While the adopting release has not yet been published, the new Rule appears to impose liability on trading centers—including broker-dealers that are over-the-counter market makers or that execute orders internally by trading as principal or crossing orders as agents—where violations of the short-selling restrictions occur due to a trading center’s failure to implement policies and procedures reasonably designed to prevent the execution or display of prohibited short sale orders. As a practical matter, the new Rule will significantly impact the manner in which short sales are executed once a circuit breaker has been triggered and, hence, will impact “buy side” traders who engage in short selling.

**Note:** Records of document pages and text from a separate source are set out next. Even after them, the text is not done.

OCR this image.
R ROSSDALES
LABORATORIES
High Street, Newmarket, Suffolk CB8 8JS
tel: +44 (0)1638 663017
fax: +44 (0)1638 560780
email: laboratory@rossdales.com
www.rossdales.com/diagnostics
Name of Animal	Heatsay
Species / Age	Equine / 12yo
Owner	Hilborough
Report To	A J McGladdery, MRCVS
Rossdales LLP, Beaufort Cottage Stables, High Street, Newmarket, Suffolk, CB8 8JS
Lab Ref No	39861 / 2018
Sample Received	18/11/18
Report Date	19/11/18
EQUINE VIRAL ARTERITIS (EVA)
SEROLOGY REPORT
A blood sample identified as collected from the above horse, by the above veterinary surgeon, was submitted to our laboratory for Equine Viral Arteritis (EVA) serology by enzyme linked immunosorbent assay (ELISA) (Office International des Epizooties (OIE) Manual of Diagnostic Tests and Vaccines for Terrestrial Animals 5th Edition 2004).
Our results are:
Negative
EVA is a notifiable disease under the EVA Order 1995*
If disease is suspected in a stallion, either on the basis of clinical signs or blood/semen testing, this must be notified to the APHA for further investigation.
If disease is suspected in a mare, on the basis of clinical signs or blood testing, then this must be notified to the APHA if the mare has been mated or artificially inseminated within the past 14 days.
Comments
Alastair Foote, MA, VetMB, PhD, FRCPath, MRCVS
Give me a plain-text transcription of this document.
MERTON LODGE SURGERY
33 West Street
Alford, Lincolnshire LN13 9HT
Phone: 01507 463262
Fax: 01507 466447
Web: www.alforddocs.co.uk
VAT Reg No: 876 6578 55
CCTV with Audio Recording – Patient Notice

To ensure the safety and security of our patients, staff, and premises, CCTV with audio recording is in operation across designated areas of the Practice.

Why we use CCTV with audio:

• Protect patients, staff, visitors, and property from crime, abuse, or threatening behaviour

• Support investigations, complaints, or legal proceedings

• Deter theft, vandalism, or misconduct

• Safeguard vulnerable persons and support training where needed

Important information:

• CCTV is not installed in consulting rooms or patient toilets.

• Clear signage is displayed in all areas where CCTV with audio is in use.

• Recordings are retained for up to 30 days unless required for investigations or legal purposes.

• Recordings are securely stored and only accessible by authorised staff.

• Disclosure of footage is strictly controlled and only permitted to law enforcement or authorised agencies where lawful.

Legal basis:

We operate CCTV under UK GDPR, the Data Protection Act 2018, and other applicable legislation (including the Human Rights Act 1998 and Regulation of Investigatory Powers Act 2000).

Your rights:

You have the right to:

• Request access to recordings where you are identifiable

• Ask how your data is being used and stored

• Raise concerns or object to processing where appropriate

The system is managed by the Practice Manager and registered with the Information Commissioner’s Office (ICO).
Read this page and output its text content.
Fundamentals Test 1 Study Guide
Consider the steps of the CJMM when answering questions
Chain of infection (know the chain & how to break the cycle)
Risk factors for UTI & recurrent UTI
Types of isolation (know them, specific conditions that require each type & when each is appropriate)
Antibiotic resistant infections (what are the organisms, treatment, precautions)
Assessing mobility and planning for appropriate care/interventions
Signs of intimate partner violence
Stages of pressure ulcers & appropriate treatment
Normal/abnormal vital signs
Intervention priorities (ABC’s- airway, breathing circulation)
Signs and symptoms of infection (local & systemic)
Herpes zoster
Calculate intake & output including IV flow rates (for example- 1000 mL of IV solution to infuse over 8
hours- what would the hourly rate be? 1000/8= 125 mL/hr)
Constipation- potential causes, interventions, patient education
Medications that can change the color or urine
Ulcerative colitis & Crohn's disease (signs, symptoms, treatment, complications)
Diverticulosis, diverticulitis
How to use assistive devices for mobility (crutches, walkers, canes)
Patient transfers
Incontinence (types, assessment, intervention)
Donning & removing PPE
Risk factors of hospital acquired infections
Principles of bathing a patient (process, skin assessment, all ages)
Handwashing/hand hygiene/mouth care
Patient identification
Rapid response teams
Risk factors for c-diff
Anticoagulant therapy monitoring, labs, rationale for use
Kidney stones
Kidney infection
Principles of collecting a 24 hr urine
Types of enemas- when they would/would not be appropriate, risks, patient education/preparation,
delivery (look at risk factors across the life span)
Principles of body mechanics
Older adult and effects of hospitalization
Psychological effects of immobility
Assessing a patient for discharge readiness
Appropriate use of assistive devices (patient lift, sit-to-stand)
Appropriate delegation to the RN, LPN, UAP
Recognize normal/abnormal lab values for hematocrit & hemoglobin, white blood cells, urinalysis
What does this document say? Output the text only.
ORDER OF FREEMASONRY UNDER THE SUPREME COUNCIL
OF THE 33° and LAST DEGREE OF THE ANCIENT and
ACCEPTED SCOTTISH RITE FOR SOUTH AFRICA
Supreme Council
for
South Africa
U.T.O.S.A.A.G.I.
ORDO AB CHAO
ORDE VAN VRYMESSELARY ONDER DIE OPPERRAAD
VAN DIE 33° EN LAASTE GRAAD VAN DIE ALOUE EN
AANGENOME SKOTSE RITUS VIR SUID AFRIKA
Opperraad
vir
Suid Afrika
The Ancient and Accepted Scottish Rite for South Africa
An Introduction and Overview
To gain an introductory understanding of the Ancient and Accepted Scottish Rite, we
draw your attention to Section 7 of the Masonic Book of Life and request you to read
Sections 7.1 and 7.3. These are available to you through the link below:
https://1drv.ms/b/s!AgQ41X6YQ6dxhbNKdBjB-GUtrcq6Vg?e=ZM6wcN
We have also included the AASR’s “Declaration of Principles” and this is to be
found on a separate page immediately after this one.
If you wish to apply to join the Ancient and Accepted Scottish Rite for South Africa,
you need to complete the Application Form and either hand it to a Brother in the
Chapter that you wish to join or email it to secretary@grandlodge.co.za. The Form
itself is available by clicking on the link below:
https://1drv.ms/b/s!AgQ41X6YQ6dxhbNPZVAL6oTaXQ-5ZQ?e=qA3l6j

The new Rule’s impact upon such traders will largely depend upon what types of policies and procedures are adopted by trading centers to comply with their obligations under the Rule. For example, it remains to be seen whether trading centers will program their systems to reject any short sale orders at bids that are at or below the NBB for the relevant security upon a circuit breaker being triggered, or will “hold” those orders until marketable, effectively treating them as limit orders. Another open question is what procedures, if any, will be implemented by such trading centers to detect abusive use of short sale exemptions and what representations will be required in support of marking a short sale order as “exempt.”4 The SEC may shed some light on these issues when it publishes the adopting release for the new Rule; however, the Rule’s full impact will not be known until the new system controls have been put into place and are triggered.
During yesterday’s open meeting, the SEC staff assured the Commissioners that, given concerns that the Rule may have unintended adverse effects on short selling, the staff will monitor implementation and provide exemptive relief, where appropriate.